結構、競輪選手は健康オタクなので色々なアイテムを持っていて沢山の情報を持っています。そして競輪選手時代の練習方法などはアスリートの患者さんに教える事が出来るので役立っています。高校生のスポーツ選手の方もいます。

後はコミュニケーション能力を養えた事です。今では患者さんが野菜を持ってきてくれたり、特に年配の方は会話を楽しみに来られる方が多いので。

あとに続く現役選手、後輩の方々にセカンドキャリアのアドバイスをお願い致します。


現役時代から資産運用を上手くするに越した事はないと思います。お金は貯めておいた方が良いです。僕はあまり強い選手では無かったので無駄遣いをせず、個人事業主のための積立て”小規模企業共済”をやりました。それとまだ退職金と年金があったので、それが大きかったです。ですので好きな事をさせて頂きました。

仕事については、まずは自分に興味のある物を見つける事が大事ではないかと思うんです。それが定まったら何か準備を始めると良いです。資格についても興味があって取れる物であれば、後々役に立つ事もあるので取って損はないと思います。僕は両立が出来ませんでしたが。

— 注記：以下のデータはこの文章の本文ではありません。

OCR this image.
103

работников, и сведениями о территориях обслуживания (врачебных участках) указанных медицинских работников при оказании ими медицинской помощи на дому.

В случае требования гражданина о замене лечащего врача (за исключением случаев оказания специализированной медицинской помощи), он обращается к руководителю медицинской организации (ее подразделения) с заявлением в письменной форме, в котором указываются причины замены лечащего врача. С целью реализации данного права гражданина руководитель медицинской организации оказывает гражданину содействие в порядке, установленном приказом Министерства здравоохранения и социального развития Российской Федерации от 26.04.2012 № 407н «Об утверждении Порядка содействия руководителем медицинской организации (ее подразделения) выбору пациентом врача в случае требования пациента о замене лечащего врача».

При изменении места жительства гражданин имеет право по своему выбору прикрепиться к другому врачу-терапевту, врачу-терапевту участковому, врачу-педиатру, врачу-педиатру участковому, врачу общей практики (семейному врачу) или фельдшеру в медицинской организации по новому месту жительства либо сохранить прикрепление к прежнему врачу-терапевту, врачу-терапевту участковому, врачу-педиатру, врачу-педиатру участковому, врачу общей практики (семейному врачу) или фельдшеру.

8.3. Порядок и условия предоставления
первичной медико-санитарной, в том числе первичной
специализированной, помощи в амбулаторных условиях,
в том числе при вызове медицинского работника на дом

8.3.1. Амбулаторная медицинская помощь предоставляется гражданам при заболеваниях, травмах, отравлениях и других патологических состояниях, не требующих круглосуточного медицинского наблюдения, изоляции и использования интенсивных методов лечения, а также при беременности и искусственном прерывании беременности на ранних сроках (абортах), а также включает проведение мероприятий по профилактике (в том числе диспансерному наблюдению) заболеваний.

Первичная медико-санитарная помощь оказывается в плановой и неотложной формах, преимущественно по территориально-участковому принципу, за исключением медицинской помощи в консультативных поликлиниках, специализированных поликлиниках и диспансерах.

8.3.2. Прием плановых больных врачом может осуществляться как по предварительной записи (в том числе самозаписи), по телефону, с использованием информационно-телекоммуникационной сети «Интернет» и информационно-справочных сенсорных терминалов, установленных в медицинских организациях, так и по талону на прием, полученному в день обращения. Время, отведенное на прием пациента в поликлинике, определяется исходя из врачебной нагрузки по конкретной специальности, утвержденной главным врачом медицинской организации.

開業するにしても就職するにしても、ぜひ余裕を持っていてください。

インタビューを終えて


競輪選手から柔道整復師への転身の道のりは容易ではなく、西森さんの努力と粘り強さにより現在の成功に繋がっていると感じました。現役選手も利用するとのことで、技術はお墨付きです。技術のみならず、コミュニケーションを大事にされていることが伺え、心と体のケアができる整骨院であり、西森さんの人としての魅力と仕事への熱意が多くの人々からの信頼と支持を得ていることが伝わってきました。

西森さんのセカンドキャリアは、あとに続く現役選手に希望と勇気を与えてくれたと思います。今後も末長く、お店が繁盛することをTキャリも応援しています。